Additive manufactured graphene-based electrodes exhibit beneficial performances in Pseudomonas aeruginosa microbial fuel cells

A commercial polylactic acid/graphene (8 wt%) composite filament was used to additive manufacture (AM) graphene macroelectrodes (AM-GMs). The electrode surfaces were characterised and Pseudomonas aeruginosa was utilised as the exoelectrogen. The MFC was optimised using growth kinetic assays, biofilm formation, and quantification of pyocyanin production (via liquid chromatography-mass spectrometry) in conditions that were representative of the batch-fed MFC configuration utilised. Cell potential and bacterial viability was recorded at 0 h, 24 h, 48 h, 72 h, 96 h and 120 h, power density and current density were calculated. There was no significant difference between P. aeruginosa cell proliferation in either media tested. Interestingly, no accumulation of pyocyanin was evident.

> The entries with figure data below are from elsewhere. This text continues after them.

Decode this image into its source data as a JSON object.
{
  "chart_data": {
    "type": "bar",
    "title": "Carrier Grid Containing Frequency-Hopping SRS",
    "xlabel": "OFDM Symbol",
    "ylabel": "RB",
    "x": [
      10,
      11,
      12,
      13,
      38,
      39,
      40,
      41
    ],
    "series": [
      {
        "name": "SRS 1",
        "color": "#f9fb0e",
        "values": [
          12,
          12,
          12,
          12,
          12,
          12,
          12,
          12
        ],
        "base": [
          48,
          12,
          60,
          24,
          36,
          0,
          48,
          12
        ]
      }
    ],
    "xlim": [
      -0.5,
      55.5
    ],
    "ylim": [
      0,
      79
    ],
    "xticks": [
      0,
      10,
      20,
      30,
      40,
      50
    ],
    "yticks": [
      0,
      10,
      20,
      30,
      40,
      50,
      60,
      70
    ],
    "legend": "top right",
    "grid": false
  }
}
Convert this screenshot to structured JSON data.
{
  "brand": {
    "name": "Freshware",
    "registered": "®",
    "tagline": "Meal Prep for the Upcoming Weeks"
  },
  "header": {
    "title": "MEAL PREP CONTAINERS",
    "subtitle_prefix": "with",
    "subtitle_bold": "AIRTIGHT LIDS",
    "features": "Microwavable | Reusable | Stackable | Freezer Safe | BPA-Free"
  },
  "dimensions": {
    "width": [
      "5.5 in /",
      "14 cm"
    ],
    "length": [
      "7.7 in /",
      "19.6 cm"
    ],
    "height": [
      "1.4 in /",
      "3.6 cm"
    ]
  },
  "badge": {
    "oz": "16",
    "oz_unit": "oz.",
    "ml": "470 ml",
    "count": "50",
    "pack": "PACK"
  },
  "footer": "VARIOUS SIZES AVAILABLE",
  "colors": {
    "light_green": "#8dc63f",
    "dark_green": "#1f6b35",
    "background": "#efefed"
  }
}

Additively manufactured electrodes comprised of graphene (AM-GMs) were successfully applied in a P. aeruginosa MFC configuration and power outputs (110.74 +/- 14.63 mu W m-2) produced were comparable to that of the 'benchmark' electrode, carbon cloth (93.49 +/- 5.17 mu W m-2). The AM-GMs demonstrated power/current outputs similar to that of the carbon cloth electrodes in both anaerobic LB and glucose-based media over 120 h; the AM-GMs had no significant detrimental effect on P. aeruginosa viability. This study highlights the potential application of additive manufactured electrodes with the incorporation of nanomaterials (e.g., graphene) as one approach to enhance power outputs.

Automated summary

This study demonstrates the successful application of additively manufactured graphene macroelectrodes in a Pseudomonas aeruginosa microbial fuel cell (MFC) configuration, producing power outputs comparable to carbon cloth electrodes. The incorporation of graphene in the electrodes shows potential for enhancing power outputs without negatively affecting bacterial viability.